Este fin de semana, apurando mis últimos días en la aldea (como se supone debo denominarla por número de habitantes) en la que nacieron mis padres en El Bierzo, he tenido la ocasión de ver cómo es la realidad de cualquier pequeña localidad de España cuando se acaban los periodos vacacionales. Quienes solo pasan aquí los fines de semana de puente, o el verano, no perciben la agonía de estos lugares, que hace solo unos años rebosaban vida.
A partir de las seis de la tarde, especialmente en invierno, las calles se vacían y ni siquiera los pocos bares que van aguantando tienen gente.

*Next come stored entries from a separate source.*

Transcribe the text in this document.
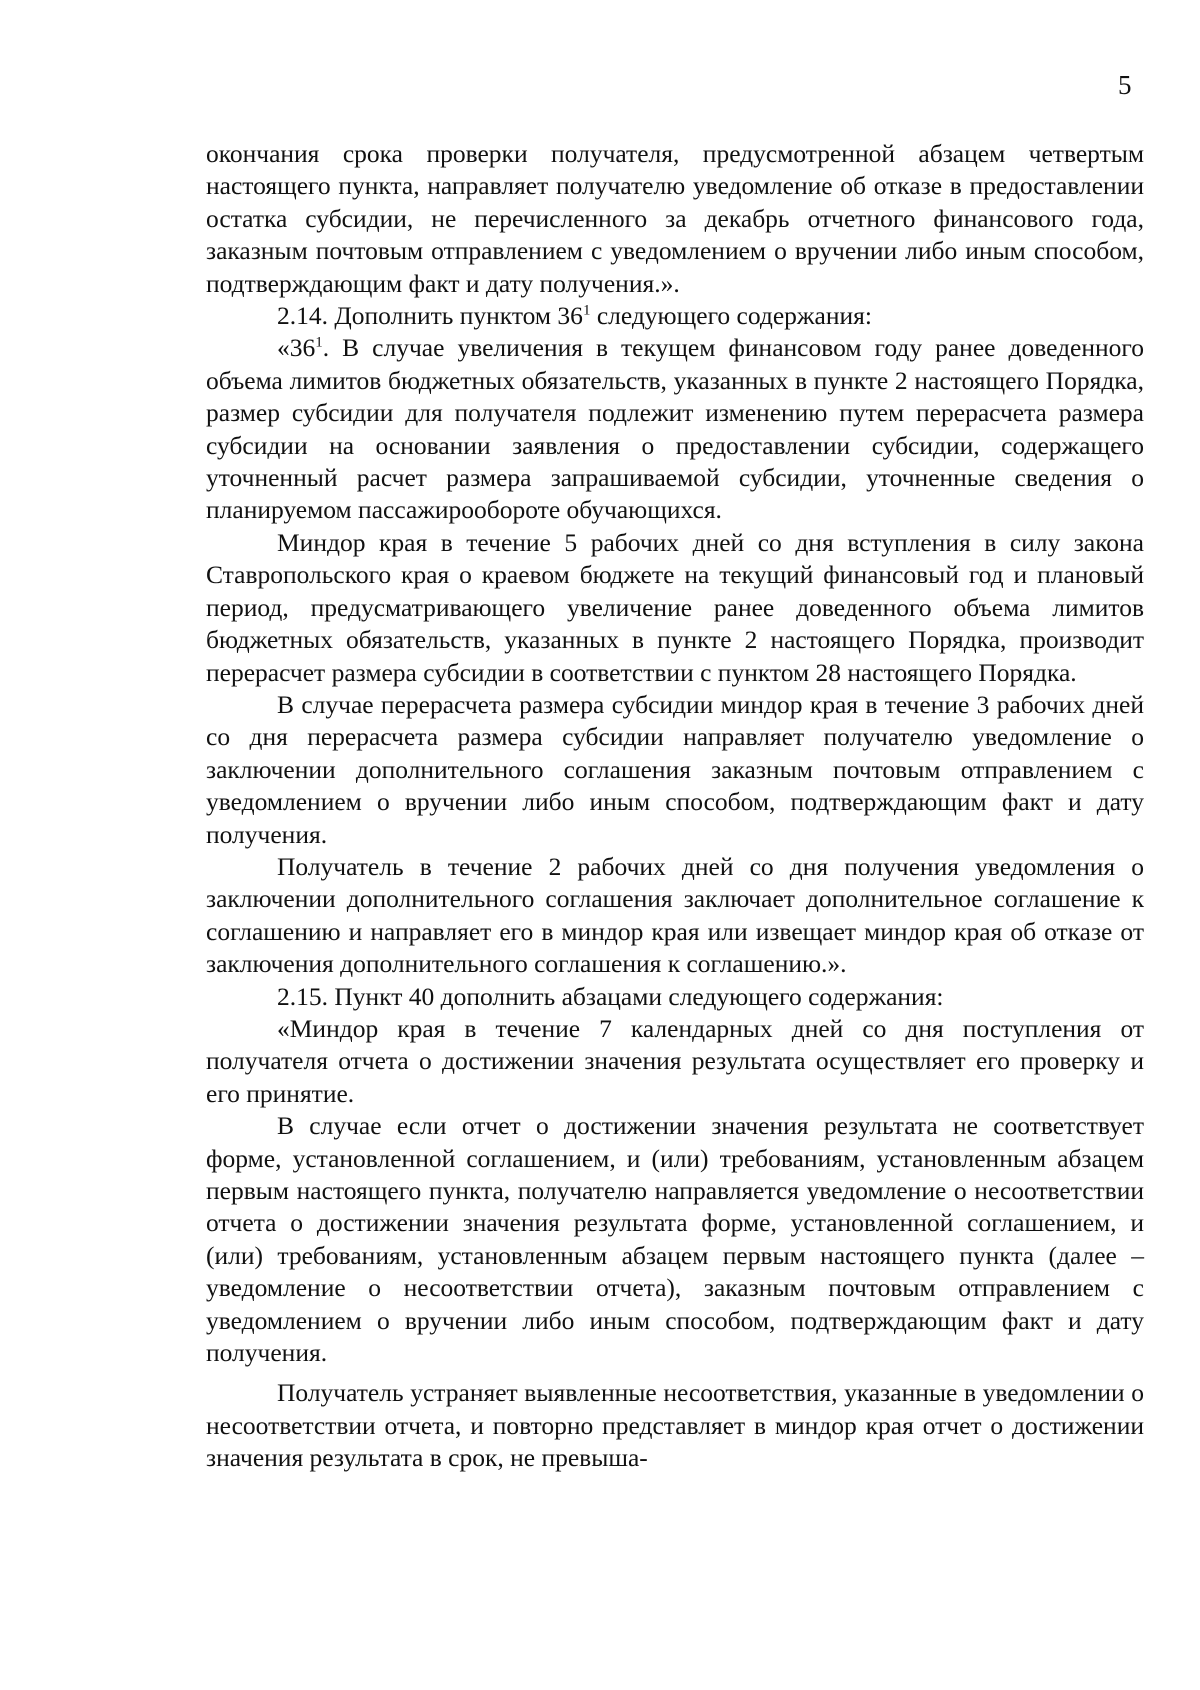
5

окончания срока проверки получателя, предусмотренной абзацем четвертым настоящего пункта, направляет получателю уведомление об отказе в предоставлении остатка субсидии, не перечисленного за декабрь отчетного финансового года, заказным почтовым отправлением с уведомлением о вручении либо иным способом, подтверждающим факт и дату получения.».

2.14. Дополнить пунктом $36^1$ следующего содержания:

«$36^1$. В случае увеличения в текущем финансовом году ранее доведенного объема лимитов бюджетных обязательств, указанных в пункте 2 настоящего Порядка, размер субсидии для получателя подлежит изменению путем перерасчета размера субсидии на основании заявления о предоставлении субсидии, содержащего уточненный расчет размера запрашиваемой субсидии, уточненные сведения о планируемом пассажирообороте обучающихся.

Миндор края в течение 5 рабочих дней со дня вступления в силу закона Ставропольского края о краевом бюджете на текущий финансовый год и плановый период, предусматривающего увеличение ранее доведенного объема лимитов бюджетных обязательств, указанных в пункте 2 настоящего Порядка, производит перерасчет размера субсидии в соответствии с пунктом 28 настоящего Порядка.

В случае перерасчета размера субсидии миндор края в течение 3 рабочих дней со дня перерасчета размера субсидии направляет получателю уведомление о заключении дополнительного соглашения заказным почтовым отправлением с уведомлением о вручении либо иным способом, подтверждающим факт и дату получения.

Получатель в течение 2 рабочих дней со дня получения уведомления о заключении дополнительного соглашения заключает дополнительное соглашение к соглашению и направляет его в миндор края или извещает миндор края об отказе от заключения дополнительного соглашения к соглашению.».

2.15. Пункт 40 дополнить абзацами следующего содержания:

«Миндор края в течение 7 календарных дней со дня поступления от получателя отчета о достижении значения результата осуществляет его проверку и его принятие.

В случае если отчет о достижении значения результата не соответствует форме, установленной соглашением, и (или) требованиям, установленным абзацем первым настоящего пункта, получателю направляется уведомление о несоответствии отчета о достижении значения результата форме, установленной соглашением, и (или) требованиям, установленным абзацем первым настоящего пункта (далее – уведомление о несоответствии отчета), заказным почтовым отправлением с уведомлением о вручении либо иным способом, подтверждающим факт и дату получения.

Получатель устраняет выявленные несоответствия, указанные в уведомлении о несоответствии отчета, и повторно представляет в миндор края отчет о достижении значения результата в срок, не превыша-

Simplemente, porque no hay. La mayoría de los habitantes son jubilados que han regresado a su tierra de origen o que han aguantado aquí después de completar su vida laboral. Pero quienes deberían tomar su relevo hace tiempo que decidieron irse, en busca de mejores oportunidades o por tener el supermercado a la puerta de casa.
Es una muerte lenta, pero, desde mi punto de vista, irremediable. En todo el entorno no hay más alternativas que la hostelería o el sector servicios, porque los empresarios hace tiempo decidieron moverse al calor de las grandes urbes. Y, subrayo, solo éstas. Madrid, Barcelona, Sevilla, Bilbao y poco más.
Porque la enfermedad de la despoblación no solo afecta a pueblos perdidos en la montaña, también está gangrenando capitales de provincia y ciudades medias. Y quien no se lo crea, que se de una vuelta por Soria y cuente la cantidad de locales comerciales que han cerrado sus puertas. Con todo lo que ello implica para los municipios colindantes que dependen de ella.
Empecé a pensar en este artículo desde la nostalgia, pero lo que me ha llevado a escribirlo es la rabia. La que me generan las promesas incumplidas desde las administraciones, sin importar el color, que en cada campaña electoral prometen que combatirán este problema que está vaciando casas y siglos de historia. Pero, cuando llega la hora de legislar, los asuntos que abordan son los de siempre siguen siendo los mismos, mientras la niebla del olvido se hace más espesa.
En cinco meses volveremos a votar. Volverán a prometer ayudas, inversiones. Pero, ojalá me equivoque, solo llegarán las palabras. Y, cuando la próxima Navidad regrese a mi pueblo, habrá menos luces en las ventanas.